Erasums did a 2nd edition as well. Released in 1522, it’s called the September Testament. It’s not in Latin but in German. This is the translation that Martin Luther used. The CJ is not in this version either. I’ve attached a screen shot with the corresponding passages underlined in the September Testament: screenshot. If you want to, you can examine the link yourself. See page 374 (on Archive), the 2nd full paragraph on the page. My comparison starts on the third line. Notice also that the English includes the missing portions in verse 7.
So why does the passage show up in Tyndale’s English translation? Wallace suggests that Erasmus was shown a Greek manuscript that contained it. Apparently a Greek manuscript was created so that Erasmus would include the CJ: Link. It was in his third edition that Erasmus included the CJ.
But how did this passage get into the Latin manuscripts? Per Wallace, the CJ is a marginal note. Over time this margin note got added to the text. But it isn’t found in any Latin manuscripts before the 8th century (Link).
So to conclude. Is the KJV the best or most reliable translation?
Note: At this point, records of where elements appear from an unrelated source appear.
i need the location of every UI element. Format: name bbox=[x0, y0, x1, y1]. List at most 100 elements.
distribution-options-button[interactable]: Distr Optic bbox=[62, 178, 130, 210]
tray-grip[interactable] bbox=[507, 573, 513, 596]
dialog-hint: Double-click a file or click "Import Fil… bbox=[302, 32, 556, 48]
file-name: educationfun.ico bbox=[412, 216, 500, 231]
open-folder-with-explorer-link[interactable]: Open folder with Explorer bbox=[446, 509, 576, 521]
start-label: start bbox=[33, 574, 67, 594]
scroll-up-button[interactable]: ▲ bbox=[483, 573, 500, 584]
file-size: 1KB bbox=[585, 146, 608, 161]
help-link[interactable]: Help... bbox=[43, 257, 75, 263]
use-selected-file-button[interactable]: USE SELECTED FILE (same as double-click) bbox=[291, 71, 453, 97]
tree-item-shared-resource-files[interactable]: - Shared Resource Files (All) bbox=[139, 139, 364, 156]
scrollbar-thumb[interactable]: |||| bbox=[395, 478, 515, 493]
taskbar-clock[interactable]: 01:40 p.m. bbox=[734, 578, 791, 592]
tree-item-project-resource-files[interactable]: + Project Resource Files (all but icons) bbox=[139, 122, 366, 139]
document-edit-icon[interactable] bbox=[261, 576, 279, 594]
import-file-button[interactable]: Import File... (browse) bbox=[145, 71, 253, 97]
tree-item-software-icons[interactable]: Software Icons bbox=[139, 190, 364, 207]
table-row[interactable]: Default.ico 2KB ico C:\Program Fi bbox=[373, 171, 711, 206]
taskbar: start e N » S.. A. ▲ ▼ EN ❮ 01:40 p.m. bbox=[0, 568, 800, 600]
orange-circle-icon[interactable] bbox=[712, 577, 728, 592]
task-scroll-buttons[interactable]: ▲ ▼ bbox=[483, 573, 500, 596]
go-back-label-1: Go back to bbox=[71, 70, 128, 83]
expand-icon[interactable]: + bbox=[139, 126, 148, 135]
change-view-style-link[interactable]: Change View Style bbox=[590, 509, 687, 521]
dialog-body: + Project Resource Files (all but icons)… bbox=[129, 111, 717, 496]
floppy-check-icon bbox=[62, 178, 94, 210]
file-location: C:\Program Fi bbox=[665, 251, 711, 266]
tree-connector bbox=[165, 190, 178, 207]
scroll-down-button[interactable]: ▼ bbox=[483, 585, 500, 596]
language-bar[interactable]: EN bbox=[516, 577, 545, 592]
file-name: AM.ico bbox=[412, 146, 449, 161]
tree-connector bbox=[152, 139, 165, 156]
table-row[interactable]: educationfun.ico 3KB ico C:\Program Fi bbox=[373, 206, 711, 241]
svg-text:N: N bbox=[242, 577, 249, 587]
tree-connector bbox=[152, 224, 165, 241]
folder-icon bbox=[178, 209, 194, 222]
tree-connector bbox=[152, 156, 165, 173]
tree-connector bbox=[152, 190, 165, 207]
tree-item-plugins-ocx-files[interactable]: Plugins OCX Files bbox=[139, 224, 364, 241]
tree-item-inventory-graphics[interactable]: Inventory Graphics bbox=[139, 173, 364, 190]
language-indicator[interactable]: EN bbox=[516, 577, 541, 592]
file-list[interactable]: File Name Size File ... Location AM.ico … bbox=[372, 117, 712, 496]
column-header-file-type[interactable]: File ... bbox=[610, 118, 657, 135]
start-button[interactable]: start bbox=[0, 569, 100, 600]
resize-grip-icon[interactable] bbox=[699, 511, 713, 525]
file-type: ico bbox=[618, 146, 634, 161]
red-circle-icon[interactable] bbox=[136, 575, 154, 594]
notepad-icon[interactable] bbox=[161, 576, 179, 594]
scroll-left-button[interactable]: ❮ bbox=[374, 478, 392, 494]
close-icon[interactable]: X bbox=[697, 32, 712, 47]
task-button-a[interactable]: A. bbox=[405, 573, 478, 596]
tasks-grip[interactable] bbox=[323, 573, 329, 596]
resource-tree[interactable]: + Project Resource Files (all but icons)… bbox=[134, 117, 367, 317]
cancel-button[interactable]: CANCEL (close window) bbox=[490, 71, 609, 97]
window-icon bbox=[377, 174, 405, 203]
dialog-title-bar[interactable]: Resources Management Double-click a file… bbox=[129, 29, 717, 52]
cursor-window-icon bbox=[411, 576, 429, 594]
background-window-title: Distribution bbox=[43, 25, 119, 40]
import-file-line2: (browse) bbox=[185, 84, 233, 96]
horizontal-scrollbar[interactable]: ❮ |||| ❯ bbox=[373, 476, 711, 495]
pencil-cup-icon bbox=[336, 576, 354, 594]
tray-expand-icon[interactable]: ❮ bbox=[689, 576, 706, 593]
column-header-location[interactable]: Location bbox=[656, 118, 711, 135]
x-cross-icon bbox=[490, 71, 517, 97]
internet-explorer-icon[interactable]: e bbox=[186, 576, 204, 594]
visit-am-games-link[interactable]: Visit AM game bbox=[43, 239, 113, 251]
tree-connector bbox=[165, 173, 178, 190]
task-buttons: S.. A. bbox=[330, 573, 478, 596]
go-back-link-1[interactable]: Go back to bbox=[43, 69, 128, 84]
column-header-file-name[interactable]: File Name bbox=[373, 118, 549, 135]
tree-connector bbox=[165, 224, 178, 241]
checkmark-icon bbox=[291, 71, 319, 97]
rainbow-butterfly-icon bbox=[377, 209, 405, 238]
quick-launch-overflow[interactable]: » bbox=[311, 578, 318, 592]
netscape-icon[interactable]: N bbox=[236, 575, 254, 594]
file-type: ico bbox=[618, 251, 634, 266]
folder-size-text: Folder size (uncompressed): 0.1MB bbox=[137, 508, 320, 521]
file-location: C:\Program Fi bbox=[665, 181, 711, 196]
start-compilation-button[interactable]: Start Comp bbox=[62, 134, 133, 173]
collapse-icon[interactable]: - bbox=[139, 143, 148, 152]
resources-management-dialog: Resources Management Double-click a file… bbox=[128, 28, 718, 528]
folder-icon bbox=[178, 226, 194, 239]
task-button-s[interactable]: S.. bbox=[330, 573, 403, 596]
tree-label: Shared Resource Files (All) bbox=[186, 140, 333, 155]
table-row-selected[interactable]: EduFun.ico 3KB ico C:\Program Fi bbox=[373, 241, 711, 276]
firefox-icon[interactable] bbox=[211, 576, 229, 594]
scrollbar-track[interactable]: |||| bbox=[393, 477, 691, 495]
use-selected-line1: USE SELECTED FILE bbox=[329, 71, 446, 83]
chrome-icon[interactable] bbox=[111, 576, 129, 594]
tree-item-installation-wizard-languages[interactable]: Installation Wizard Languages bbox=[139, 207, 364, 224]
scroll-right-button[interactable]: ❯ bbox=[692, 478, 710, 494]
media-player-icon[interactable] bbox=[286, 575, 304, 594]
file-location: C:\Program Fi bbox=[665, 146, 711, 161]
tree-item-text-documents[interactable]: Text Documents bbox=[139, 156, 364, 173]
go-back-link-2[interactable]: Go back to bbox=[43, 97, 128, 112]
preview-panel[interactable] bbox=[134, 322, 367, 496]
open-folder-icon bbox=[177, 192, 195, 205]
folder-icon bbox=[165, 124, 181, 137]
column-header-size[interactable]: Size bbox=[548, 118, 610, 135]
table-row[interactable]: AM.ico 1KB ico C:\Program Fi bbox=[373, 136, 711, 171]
Based on this passage alone it doesn’t appear that this is the case. Today we have over 5,000 Greek manuscripts to work from. The KJV was based on 7. We are much better off today when it comes to assessing the reliability of the texts than we were in the 1500’s.
Let me share one more thing. The CJ is not found in the Codex Vaticanus either. But don’t take my word for it. Examine it for yourself: screenshot. I’ve marked the verses. A direct link to the Vaticanus is here: Link (document 1441). You don’t need to be able to read Greek to see how short verse 7 is.
Some modern Greek bibles, however, do include the passage. Here is a link to see that: Link. Notice the bracket after the word μαρτυροῦντες that closes at the end of the verse (this signals that it’s not part of the original manuscript). Also, It’s helpful to know that majuscule (all upper case letters) have a few differences in letters. The modern Greek ς (sigma) is a C in ancient Greek. And the υ (upsilon) is more like a Y. And to save on space, the words Jesus Christ were shortened to IC and XC with a bar over it. This is known as a Nomina Sacra.